To improve his gun’s ignition, Forsyth mixed fulminate of mercury with other chemicals and by 1805 had devised a new priming system he called the scent-bottle lock. This consisted of a small, enclosed container filled with his priming substance –small amounts being fed into proximity with the touch hole before each shot. One charge of his priming substance would last for up to 30 shots and, although the system wasn’t ideal, it led to a chain of ever-improving ignition methods.

green cartridges

Without the chain of events from Forsyth’s invention, the modern cartridge could never have been invented

Chain of events

Joseph Manton, among other gunsmiths of the era, made an ignition system of his own, and in 1922 the artist Joshua Shaw took out a United States patent on what we now know as the percussion cap, which fitted over a nipple to transfer ignition to the propellant charge.

Without this chain of events, which has been considerably compressed due to space restrictions, the modern cartridge as we know it, with its primer in the centre of its base, could never have been invented.

PRIMER MATERIALS

Primer materials such as Forsyth’s, which contained mercury compounds, left behind highly corrosive residues, which were distinctly unfriendly to barrels. Other mixtures, heavy on potassium chlorate, left a substance like ordinary table salt in the barrels, which called for very thorough cleaning after shooting. And once centrefire rifle and pistol cartridges became the norm, early primers attacked the brass, soon rendering cases unsuitable for reloading.

Modern primers use a substance called lead styphnate, which is more barrel-friendly.
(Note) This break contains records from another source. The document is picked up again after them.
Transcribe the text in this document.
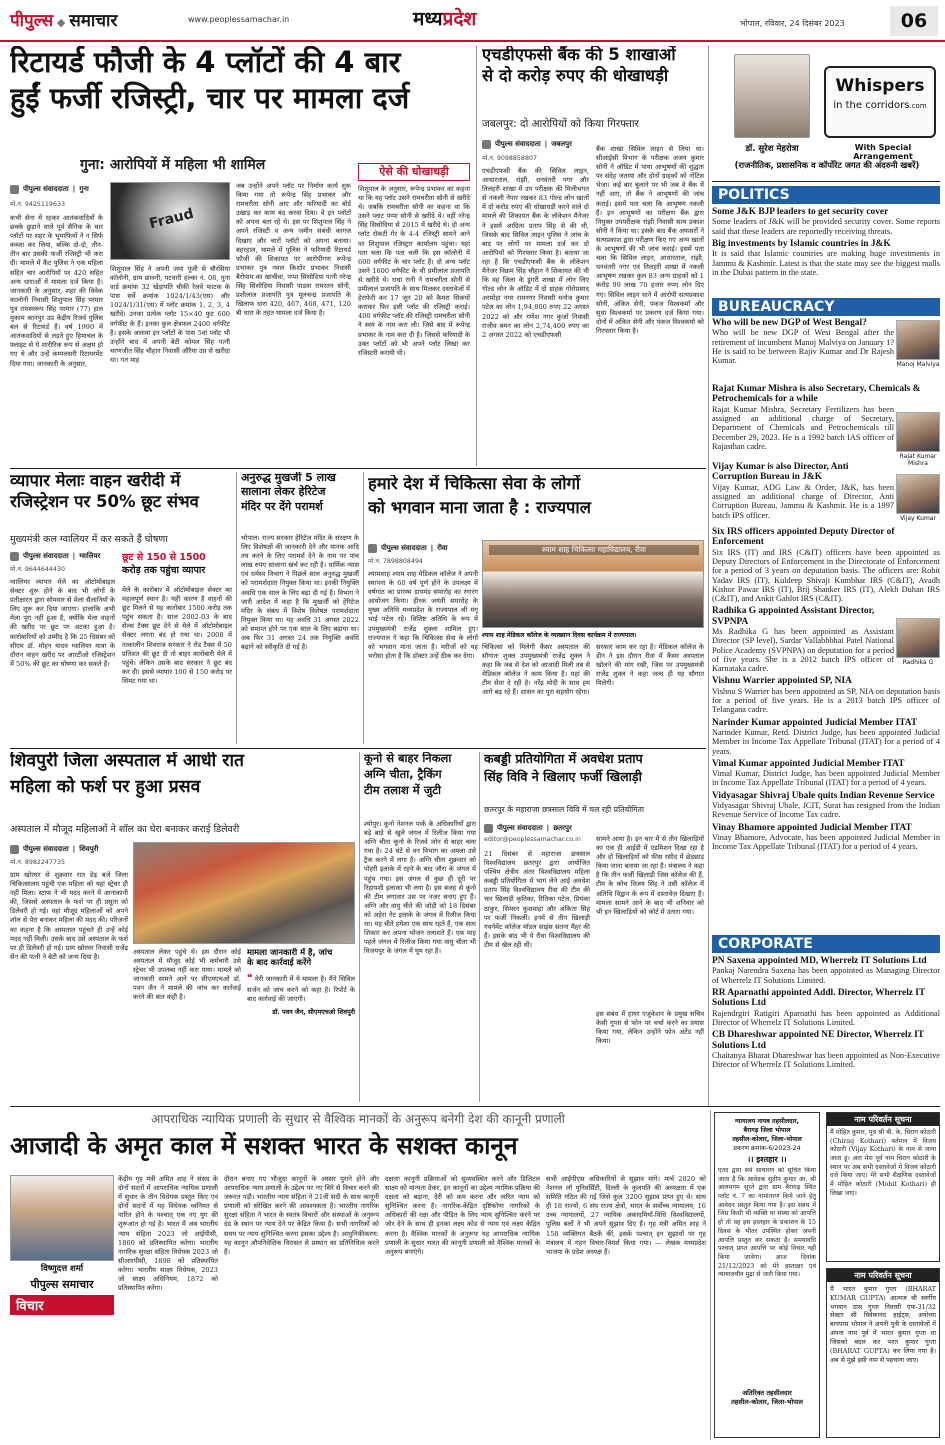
पीपुल्स ◆ समाचार	www.peoplessamachar.in	मध्यप्रदेश	भोपाल, रविवार, 24 दिसंबर 2023	06
रिटायर्ड फौजी के 4 प्लॉटों की 4 बार
हुईं फर्जी रजिस्ट्री, चार पर मामला दर्ज
गुना: आरोपियों में महिला भी शामिल
पीपुल्स संवाददाता | गुना
मो.नं. 9425119633
कभी सेना में रहकर आतंकवादियों के छक्के छुड़ाने वाले पूर्व सैनिक के चार प्लॉटों पर शहर के भूमाफियों ने न सिर्फ कब्जा कर लिया, बल्कि दो-दो, तीन-तीन बार उसकी फर्जी रजिस्ट्री भी करा दी। मामले में कैंट पुलिस ने एक महिला सहित चार आरोपियों पर 420 सहित अन्य धाराओं में मामला दर्ज किया है। जानकारी के अनुसार, शहर की विवेक कालोनी निवासी शिशुपाल सिंह परमार पुत्र रामस्वरूप सिंह परमार (77) हाल मुकाम कानपुर उप्र केंद्रीय रिजर्व पुलिस बल से रिटायर्ड हैं। वर्ष 1990 में आतंकवादियों से लड़ते हुए हिमाचल के फ्लाइट से ये शारीरिक रूप से अक्षम हो गए थे और उन्हें कम्पलसरी रिटायरमेंट दिया गया। जानकारी के अनुसार,
Fraud
शिशुपाल सिंह ने अपनी जमा पूंजी से चौरसिया कॉलोनी, ग्राम छावनी, पटवारी हल्का नं. 08, गुना वार्ड क्रमांक 32 खेड़ापति चौकी रेलवे फाटक के पास सर्वे क्रमांक 1024/1/43(एस) और 1024/1/31(एस) में प्लॉट क्रमांक 1, 2, 3, 4 खरीदे। उनका प्रत्येक प्लॉट 15×40 फुट 600 वर्गफीट के हैं। इनका कुल क्षेत्रफल 2400 वर्गफीट है। इसके अलावा इन प्लॉटों के पास 5वां प्लॉट भी उन्होंने बाद में अपनी बेटी कोमल सिंह पत्नी चरणजीत सिंह चौहान निवासी औरैया उप्र से खरीदा था। गत माह
जब उन्होंने अपने प्लॉट पर निर्माण कार्य शुरू किया गया तो रूपेन्द्र सिंह प्रभाकर और रामचरीता सोनी आए और फरियादी का बोर्ड उखाड़ कर काम बंद करवा दिया। वे इन प्लॉटों को अपना बता रहे थे। इस पर शिशुपाल सिंह ने अपने रजिस्टी व अन्य जमीन संबंधी कागज दिखाए और चारों प्लॉटों को अपना बताया। बहरहाल, मामले में पुलिस ने फरियादी रिटायर्ड फौजी की शिकायत पर आरोपीगण रूपेन्द्र प्रभाकर पुत्र नवल किशोर प्रभाकर निवासी बैरोपाम का खाचीवा, पप्पा सिसोदिया पत्नी नरेन्द्र सिंह सिसोदिया निवासी पाडवा रामरतन सोनी, प्रशीलाल प्रजापति पुत्र मूलचन्द्र प्रजापति के खिलाफ धारा 420, 467, 468, 471, 120 बी धारा के तहत मामला दर्ज किया है।
ऐसे की धोखाधड़ी
शिशुपाल के अनुसार, रूपेन्द्र प्रभाकर का कहना था कि यह प्लॉट उसने रामचरीता सोनी से खरीदे थे। जबकि रामचरीता सोनी का कहना था कि उसने प्लाट पप्पा सोनी से खरीदे थे। वहीं नरेन्द्र सिंह सिसोदिया से 2015 में खरीदे थे। दो अन्य प्लॉट रोकटी गेर के 4-4 रजिस्ट्री सामने आने पर शिशुपाल रजिस्ट्रार कार्यालय पहुंचा। यहां पता चला कि पता चली कि इस कॉलोनी में 600 वर्गफीट के चार प्लॉट हैं। दो अन्य प्लॉट उसने 1600 वर्गफीट के थी प्रमीलाल प्रजापति से खरीदे थे। राधा रानी ने रामचरीता सोनी से प्रमीलाल प्रजापति के साथ मिलकर दस्तावेजों में हेराफेरी कर 17 जून 20 को कैमरा सिकयों कराकर फिर इसी प्लॉट की रजिस्ट्री कराई। 400 वर्गफीट प्लॉट की रजिस्ट्री रामचरीता सोनी ने स्वयं के नाम करा ली। जिसे बाद में रूपेन्द्र प्रभाकर के नाम करा दी है। जिससे फरियादी के उक्त प्लॉटों को भी अपने प्लॉट लिखा कर रजिस्टरी करायी थी।
एचडीएफसी बैंक की 5 शाखाओं
से दो करोड़ रुपए की धोखाधड़ी
जबलपुर: दो आरोपियों को किया गिरफ्तार
पीपुल्स संवाददाता | जबलपुर
मो.नं. 9098858807
एचडीएफसी बैंक की सिविल लाइन, आधारताल, रांझी, धनवंतरी नगर और तिलहरी शाखा में उप परीक्षक की मिलीभगत से नकली नेपार रखकर 83 गोल्ड लोन खातों में दो करोड़ रुपए की धोखाधड़ी करने वाले दो मामले की शिकायत बैंक के लोकेशन मैनेजर ने इसमें आदित्य प्रताप सिंह से की थी, जिसके बाद सिविल लाइन पुलिस ने जांच के बाद पर लोगों पर मामला दर्ज कर दो आरोपियों को गिरफ्तार किया है। बताया जा रहा है कि एचडीएफसी बैंक के लोकेशन मैनेजर विक्रम सिंह चौहान ने शिकायत की थी कि वह जिला के डूंगरी शाखा में लोन लिए गोल्ड लोन के ऑडिट में दो ग्राहक गोरोप्रसाद अरमोहा नगर रामनगर निवासी मनोज कुमार पटेल का लोन 1,94,800 रुपए 22 अगस्त 2022 को और गणेश नगर कुर्जा निवासी राजीव बमन का लोन 2,74,400 रुपए का 2 अगस्त 2022 को एचडीएफसी
बैंक शाखा सिविल लाइन से लिया था। सीआईसी विभाग के परीक्षक अजय कुमार सोनी ने ऑडिट में पाया आभूषणों की शुद्धता पर संदेह जताया और दोनों ग्राहकों को नोटिस भेजा। कई बार बुलाने पर भी जब वे बैंक में नहीं आए, तो बैंक ने आभूषणों की जांच कराई। इसमें पता चला कि आभूषण नकली हैं। इन आभूषणों का परीक्षण बैंक द्वारा नियुक्त उपपरीक्षक रांझी निवासी सत्य प्रकाश सोनी ने किया था। इसके बाद बैंक अफसरों ने सत्यप्रकाश द्वारा परीक्षण किए गए अन्य खातों के आभूषणों की भी जांच कराई। इसमें पता चला कि सिविल लाइन, आधारताल, रांझी, धनवंतरी नगर एवं तिलहरी शाखा में नकली आभूषण रखकर कुल 83 अन्य ग्राहकों को 1 करोड़ 99 लाख 70 हजार रुपए लोन दिए गए। सिविल लाइन थाने में आरोपी सत्यप्रकाश सोनी, अंकित सेनी, पंकज विश्वकर्मा और सुधा विश्वकर्मा पर प्रकरण दर्ज किया गया। दोनों में अंकित सेनी और पंकज विश्वकर्मा को गिरफ्तार किया है।
डॉ. सुरेश मेहरोत्रा
Whispers
in the corridors.com
With Special Arrangement
(राजनीतिक, प्रशासनिक व कॉर्पोरेट जगत की अंदरुनी खबरें)
POLITICS
Some J&K BJP leaders to get security cover
Some leaders of J&K will be provided security cover. Some reports said that these leaders are reportedly receiving threats.
Big investments by Islamic countries in J&K
It is said that Islamic countries are making huge investments in Jammu & Kashmir. Latest is that the state may see the biggest malls in the Dubai pattern in the state.
BUREAUCRACY
Manoj Malviya
Who will be new DGP of West Bengal?
Who will be new DGP of West Bengal after the retirement of incumbent Manoj Malviya on January 1? He is said to be between Rajiv Kumar and Dr Rajesh Kumar.
Rajat Kumar Mishra
Rajat Kumar Mishra is also Secretary, Chemicals & Petrochemicals for a while
Rajat Kumar Mishra, Secretary Fertilizers has been assigned an additional charge of Secretary, Department of Chemicals and Petrochemicals till December 29, 2023. He is a 1992 batch IAS officer of Rajasthan cadre.
Vijay Kumar
Vijay Kumar is also Director, Anti Corruption Bureau in J&K
Vijay Kumar, ADG Law & Order, J&K, has been assigned an additional charge of Director, Anti Corruption Bureau, Jammu & Kashmir. He is a 1997 batch IPS officer.
Six IRS officers appointed Deputy Director of Enforcement
Six IRS (IT) and IRS (C&IT) officers have been appointed as Deputy Directors of Enforcement in the Directorate of Enforcement for a period of 3 years on deputation basis. The officers are: Rohit Yadav IRS (IT), Kuldeep Shivaji Kumbhar IRS (C&IT), Avadh Kishor Pawar IRS (IT), Brij Shanker IRS (IT), Alekh Duhan IRS (C&IT), and Ankit Gahlot IRS (C&IT).
Radhika G
Radhika G appointed Assistant Director, SVPNPA
Ms Radhika G has been appointed as Assistant Director (SP level), Sardar Vallabhbhai Patel National Police Academy (SVPNPA) on deputation for a period of five years. She is a 2012 batch IPS officer of Karnataka cadre.
Vishnu Warrier appointed SP, NIA
Vishnu S Warrier has been appointed as SP, NIA on deputation basis for a period of five years. He is a 2013 batch IPS officer of Telangana cadre.
Narinder Kumar appointed Judicial Member ITAT
Narinder Kumar, Retd. District Judge, has been appointed Judicial Member in Income Tax Appellate Tribunal (ITAT) for a period of 4 years.
Vimal Kumar appointed Judicial Member ITAT
Vimal Kumar, District Judge, has been appointed Judicial Member in Income Tax Appellate Tribunal (ITAT) for a period of 4 years.
Vidyasagar Shivraj Ubale quits Indian Revenue Service
Vidyasagar Shivraj Ubale, JCIT, Surat has resigned from the Indian Revenue Service of Income Tax cadre.
Vinay Bhamore appointed Judicial Member ITAT
Vinay Bhamore, Advocate, has been appointed Judicial Member in Income Tax Appellate Tribunal (ITAT) for a period of 4 years.
CORPORATE
PN Saxena appointed MD, Wherrelz IT Solutions Ltd
Pankaj Narendra Saxena has been appointed as Managing Director of Wherrelz IT Solutions Limited.
RR Aparnathi appointed Addl. Director, Wherrelz IT Solutions Ltd
Rajendrgiri Ratigiri Aparnathi has been appointed as Additional Director of Wherrelz IT Solutions Limited.
CB Dhareshwar appointed NE Director, Wherrelz IT Solutions Ltd
Chaitanya Bharat Dhareshwar has been appointed as Non-Executive Director of Wherrelz IT Solutions Limited.
व्यापार मेलाः वाहन खरीदी में
रजिस्ट्रेशन पर 50% छूट संभव
मुख्यमंत्री कल ग्वालियर में कर सकते हैं घोषणा
पीपुल्स संवाददाता | ग्वालियर
मो.नं. 9644644430
ग्वालियर व्यापार मेले का ऑटोमोबाइल सेक्टर शुरू होने के बाद भी लोगों के प्रतीक्षारत द्वारा सोमवार से मेला सैलानियों के लिए शुरू कर दिया जाएगा। हालांकि अभी मेला पूरा नहीं हुआ है, क्योंकि मेला वाहनों की खरीद पर छूट पर अटका हुआ है। कारोबारियों को उम्मीद है कि 25 दिसंबर को सीएम डॉ. मोहन यादव ग्वालियर यात्रा के दौरान वाहन खरीद पर आरटीओ रजिस्ट्रेशन में 50% की छूट का घोषणा कर सकते हैं।
छूट से 150 से 1500
करोड़ तक पहुंचा व्यापार
मेले के कारोबार में ऑटोमोबाइल सेक्टर का महत्वपूर्ण स्थान है। यही कारण है वाहनों की छूट मिलने से यह कारोबार 1500 करोड़ तक पहुंच सकता है। साल 2002-03 के बाद सेल्स टैक्स छूट देने से मेले में ऑटोमोबाइल सेक्टर लगना बंद हो गया था। 2008 में तत्कालीन शिवराज सरकार ने रोड टैक्स में 50 प्रतिशत की छूट दी तो बाहर कारोबारी मेले में पहुंचे। लेकिन उसके बाद सरकार ने छूट बंद कर दी। इससे व्यापार 100 से 150 करोड़ पर सिमट गया था।
अनुरुद्ध मुखर्जी 5 लाख
सालाना लेकर हेरिटेज
मंदिर पर देंगे परामर्श
भोपाल। राज्य सरकार हेरिटेज मंदिर के संरक्षण के लिए विशेषज्ञों की जानकारी देने और मानक आदि तय करने के लिए परामर्श देने के नाम पर पांच लाख रुपए सालाना खर्च कर रही है। धार्मिक न्यास एवं धर्मस्व विभाग ने पिछले साल अनुरुद्ध मुखर्जी को परामर्शदाता नियुक्त किया था। इनकी नियुक्ति अवधि एक साल के लिए बढ़ा दी गई है। विभाग ने जारी आदेश में कहा है कि मुखर्जी को हेरिटेज मंदिर के संबंध में विशेष विशेषज्ञ परामर्शदाता नियुक्त किया था। यह अवधि 31 अगस्त 2022 को समाप्त होने पर एक साल के लिए बढ़ाया था। अब फिर 31 अगस्त 24 तक नियुक्ति अवधि बढ़ाने को स्वीकृति दी गई है।
हमारे देश में चिकित्सा सेवा के लोगों
को भगवान माना जाता है : राज्यपाल
पीपुल्स संवाददाता | रीवा
मो.नं. 7898808494
श्यामशाह श्याम शाह मेडिकल कॉलेज ने अपनी स्थापना के 60 वर्ष पूर्ण होने के उपलक्ष्य में वर्षगांठ का प्रारम्भ डायमंड समारोह का रंगारंग आयोजन किया। हीरक जयंती समारोह के मुख्य अतिथि मध्यप्रदेश के राज्यपाल श्री मंगू भाई पटेल रहे। विशिष्ट अतिथि के रूप में उपमुख्यमंत्री राजेंद्र शुक्ला शामिल हुए। राज्यपाल ने कहा कि चिकित्सा सेवा के लोगों को भगवान माना जाता है। मरीजों को यह भरोसा होता है कि डॉक्टर उन्हें ठीक कर देगा।
श्याम शाह चिकित्सा महाविद्यालय, रीवा
श्याम शाह मेडिकल कॉलेज के व्याख्यान दिवस कार्यक्रम में राज्यपाल।
चिकित्सा को मिलेगी कैंसर अस्पताल की सौगातः शुक्ल उपमुख्यमंत्री राजेंद्र शुक्ल ने कहा कि जब से देश को आजादी मिली तब से मेडिकल कॉलेज ने काम किया है। यहां की टीम सेवा दे रही है। नरेंद्र मोदी के साथ हम आगे बढ़ रहे हैं। शासन का पूरा सहयोग रहेगा।
सरकार काम कर रहा है। मेडिकल कॉलेज के डीन ने इस दौरान रीवा में कैंसर अस्पताल खोलने की मांग रखी, जिस पर उपमुख्यमंत्री राजेंद्र शुक्ल ने कहा जल्द ही यह सौगात मिलेगी।
शिवपुरी जिला अस्पताल में आधी रात
महिला को फर्श पर हुआ प्रसव
अस्पताल में मौजूद महिलाओं ने शॉल का घेरा बनाकर कराई डिलेवरी
पीपुल्स संवाददाता | शिवपुरी
मो.नं. 8982247735
ग्राम खोरघर से शुक्रवार रात डेढ़ बजे जिला चिकित्सालय पहुंची एक महिला को यहां स्ट्रेचर ही नहीं मिला। स्टाफ ने भी मदद करने में आनाकानी की, जिससे अस्पताल के फर्श पर ही प्रसूता को डिलेवरी हो गई। वहां मौजूद महिलाओं को अपने शॉल से पेरा बनाकर महिला की मदद की। परिजनों का कहना है कि अस्पताल पहुंचते ही उन्हें कोई मदद नहीं मिली। उसके बाद उसे अस्पताल के फर्श पर ही डिलेवरी हो गई। ग्राम खोरघर निवासी राजेंद्र सेन की पत्नी ने बेटी को जन्म दिया है।
अस्पताल लेकर पहुंचे थे। इस दौरान कोई अस्पताल में मौजूद कोई भी कर्मचारी उसे स्ट्रेचर भी उपलब्ध नहीं करा पाया। मामले को जानकारी सामने आने पर सीएमएचओ डॉ. पवन जैन ने मामले की जांच कर कार्रवाई करने की बात कही है।
मामला जानकारी में है, जांच
के बाद कार्रवाई करेंगे
❝ मेरी जानकारी में ये मामला है। मैंने सिविल सर्जन को जांच करने को कहा है। रिपोर्ट के बाद कार्रवाई की जाएगी।
डॉ. पवन जैन, सीएमएचओ शिवपुरी
कूनो से बाहर निकला
अग्नि चीता, ट्रैकिंग
टीम तलाश में जुटी
श्योपुर। कूनो नेशनल पार्क के अधिकारियों द्वारा बड़े बाड़े से खुले जंगल में रिलीज किया गया अग्नि चीता कूनो के रिजर्व जोन से बाहर चला गया है। 24 घंटे से वन विभाग का अमला उसे ट्रैक करने में लगा है। अग्नि चीता शुक्रवार को पोहरी इलाके में रहने के बाद जौरा के जंगल में पहुंच गया। इस जंगल से कुछ ही दूरी पर रिहायशी इलाका भी लगा है। इस बजह से कूनो की टीम लगातार उस पर नजर बनाए हुए हैं। अग्नि और वायु चीते की जोड़ी को 18 दिसंबर को अहेरा गेट इलाके के जंगल में रिलीज किया था। यह चीते हमेशा एक साथ रहते हैं, एक साथ शिकार कर अपना भोजन तलाशते हैं। एक माह पहले जंगल में रिलीज किया गया वायु चीता भी विजयपुर के जंगल में घूम रहा है।
कबड्डी प्रतियोगिता में अवधेश प्रताप
सिंह विवि ने खिलाए फर्जी खिलाड़ी
छतरपुर के महाराजा छत्रसाल विवि में चल रही प्रतियोगिता
पीपुल्स संवाददाता | छतरपुर
editor@peoplessamachar.co.in
21 दिसंबर से महाराजा छत्रसाल विश्वविद्यालय छतरपुर द्वारा आयोजित पश्चिम क्षेत्रीय अंतर विश्वविद्यालय महिला कबड्डी प्रतियोगिता में भाग लेने आई अवधेश प्रताप सिंह विश्वविद्यालय रीवा की टीम की चार खिलाड़ी कृतिका, रितिका पटेल, प्रियंका ठाकुर, सिमरन कुशवाहा और अंकिता सिंह पर फर्जी निकलीं। इनमें से तीन खिलाड़ी गवर्नमेंट कॉलेज मॉडल साइंस सतना मैहर की हैं। इसके बाद भी ये रीवा विश्वविद्यालय की टीम से खेल रही थीं।
सामने आया है। इन चार में से तीन खिलाड़ियों का एक ही आईडी में एडमिशन दिखा रहा है और दो खिलाड़ियों को फीस रसीद में छेड़छाड़ किया जाना बताया जा रहा है। मंत्रालय ने कहा है कि तीन फर्जी खिलाड़ी जिस कॉलेज की हैं, टीम के कोच विजय सिंह ने उसी कॉलेज में अतिथि विद्वान के रूप में दस्तावेज़ दिखाए हैं। मामला सामने आने के बाद भी शनिवार को भी इन खिलाड़ियों को कोर्ट में उतारा गया।
इस संबंध में हायर एजुकेशन के प्रमुख सचिव केसी गुप्ता से फोन पर चर्चा करने का प्रयास किया गया, लेकिन उन्होंने फोन अटेंड नहीं किया।
आपराधिक न्यायिक प्रणाली के सुधार से वैश्विक मानकों के अनुरूप बनेगी देश की कानूनी प्रणाली
आजादी के अमृत काल में सशक्त भारत के सशक्त कानून
विष्णुदत्त शर्मा
पीपुल्स समाचार
विचार
केंद्रीय गृह मंत्री अमित शाह ने संसद के दोनों सदनों में आपराधिक न्यायिक प्रणाली में सुधार के तीन विधेयक प्रस्तुत किए एवं दोनों सदनों में यह विधेयक ध्वनिमत से पारित होने के पश्चात् एक नए युग की शुरूआत हो गई है। भारत में अब भारतीय न्याय संहिता 2023 जो आईपीसी, 1860 को प्रतिस्थापित करेगा। भारतीय नागरिक सुरक्षा संहिता विधेयक 2023 जो सीआरपीसी, 1898 को प्रतिस्थापित करेगा। भारतीय साक्ष्य विधेयक, 2023 जो साक्ष्य अधिनियम, 1872 को प्रतिस्थापित करेगा।
दौरान बनाए गए भौजूदा कानूनों के अस्सर पुराने होने और आपराधिक न्याय प्रणाली के उद्देश्य पर नए सिरे से विचार करने की जरूरत पड़ी। भारतीय न्याय संहिता ने 21वीं सदी के साथ कानूनी प्रणाली को संरेखित करने की आवश्यकता है। भारतीय नागरिक सुरक्षा संहिता ने भारत के स्वतंत्र विचारों और संस्थाओं के अनुरूप दंड के स्थान पर न्याय देने पर केंद्रित किया है। सभी नागरिकों को समय पर न्याय सुनिश्चित करना इसका उद्देश्य है। आधुनिकीकरण: यह कानून औपनिवेशिक विरासत से प्रस्थान का प्रतिनिधित्व करते हैं।
दक्षताः कानूनी प्रक्रियाओं को सुव्यवस्थित करने और डिजिटल साक्ष्य को मान्यता देकर, इन कानूनों का उद्देश्य न्यायिक प्रक्रिया की दक्षता को बढ़ाना, देरी को कम करना और त्वरित न्याय को सुनिश्चित करना है। नागरिक-केंद्रित दृष्टिकोणः नागरिकों के अधिकारों की रक्षा और पीड़ित के लिए न्याय सुनिश्चित करने पर जोर देने के साथ ही इनका लक्ष्य कोड से न्याय एवं लक्ष्य केंद्रित करना है। वैश्विक मानकों के अनुरूपः यह आपराधिक न्यायिक प्रणाली के सुधार भारत की कानूनी प्रणाली को वैश्विक मानकों के अनुरूप बनाएंगे।
सभी आईपीएस अधिकारियों से सुझाव मांगे। मार्च 2020 को नेशनल लॉ यूनिवर्सिटी, दिल्ली के कुलपति की अध्यक्षता में एक समिति गठित की गई जिसे कुल 3200 सुझाव प्राप्त हुए थे। साथ ही 18 राज्यों, 6 संघ राज्य क्षेत्रों, भारत के सर्वोच्च न्यायालय, 16 उच्च न्यायालयों, 27 न्यायिक अकादमियों-विधि विश्वविद्यालयों, पुलिस बलों ने भी अपने सुझाव दिए हैं। गृह मंत्री अमित शाह ने 158 व्यक्तिगत बैठकें कीं, इसके पश्चात् इन सुझावों पर गृह मंत्रालय में गहन विचार-विमर्श किया गया। — लेखक मध्यप्रदेश भाजपा के प्रदेश अध्यक्ष हैं।
न्यायालय नायब तहसीलदार,
बैरागढ़ जिला भोपाल
तहसील-कोलार, जिला-भोपाल
प्रकरण क्रमांक-6/2023-24
।। इश्तहार ।।
एतद द्वारा सर्व साधारण को सूचित किया जाता है कि आवेदक सुदीप कुमार आ. श्री आलमगम सुरते द्वारा ग्राम बैरागढ़ स्थित प्लॉट नं. 7 का नामांतरण किये जाने हेतु आवेदन प्रस्तुत किया गया है। इस संबंध में जिस किसी भी व्यक्ति या संस्था को आपत्ति हो तो वह इस इश्तहार के प्रकाशन के 15 दिवस के भीतर उपस्थित होकर अपनी आपत्ति प्रस्तुत कर सकता है। समयावधि पश्चात् प्राप्त आपत्ति पर कोई विचार नहीं किया जावेगा। आज दिनांक 21/12/2023 को मेरे हस्ताक्षर एवं न्यायालयीन मुद्रा से जारी किया गया।
अतिरिक्त तहसीलदार
तहसील-कोलार, जिला-भोपाल
नाम परिवर्तन सूचना
मैं मोहित कुमार, पुत्र श्री बी. के. चिराग कोठारी (Chirag Kothari) वर्तमान में विजय कोठारी (Vijay Kothari) के नाम से जाना जाता हूं। अतः मेरा पूर्व नाम चिराग कोठारी के स्थान पर अब सभी दस्तावेजों में विजय कोठारी दर्ज किया जाए। मेरे सभी शैक्षणिक दस्तावेजों में मोहित कोठारी (Mohit Kothari) ही लिखा जाए।
नाम परिवर्तन सूचना
मैं भारत कुमार गुप्ता (BHARAT KUMAR GUPTA) आत्मज श्री स्वर्गीय भगवान दास गुप्ता निवासी एफ-31/32 सेक्टर सी विवेकानंद हाईट्स, अयोध्या बायपास भोपाल ने अपनी पुत्री के दस्तावेजों में अपना नाम पूर्व में भारत कुमार गुप्ता था जिसको बदल कर भरत कुमार गुप्ता (BHARAT GUPTA) कर लिया गया है। अब से मुझे इसी नाम से पहचाना जाए।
There are also some lead-free concoctions coming into use, but the military are a bit wary of them because there are claims they decay with age and, at best, don’t have totally consistent performance.

Reverend Forsyth

Reverend Forsyth

Eccentric Forsyth

A story told about the Rev Forsyth suggests that one day during his experiments he created an explosion so violent that he blew himself out through the door of his work room. Perhaps it’s my imagination gone into overtime, but I get an impression of Forsyth, his face blackened, his hair singed, and his clerical garb smouldering, staggering out into the street – to the huge amusement of his parishioners, who must have already regarded him as an eccentric…

In order to communicate with his parishioners, Forsyth would have spoken Scotland’s third language, Doric. It’s still spoken in my home village on the Moray Firth coast, where a typical greeting is: “Fitlike, Mike ma loon?” Or in English: “How are you, Mike, my man?”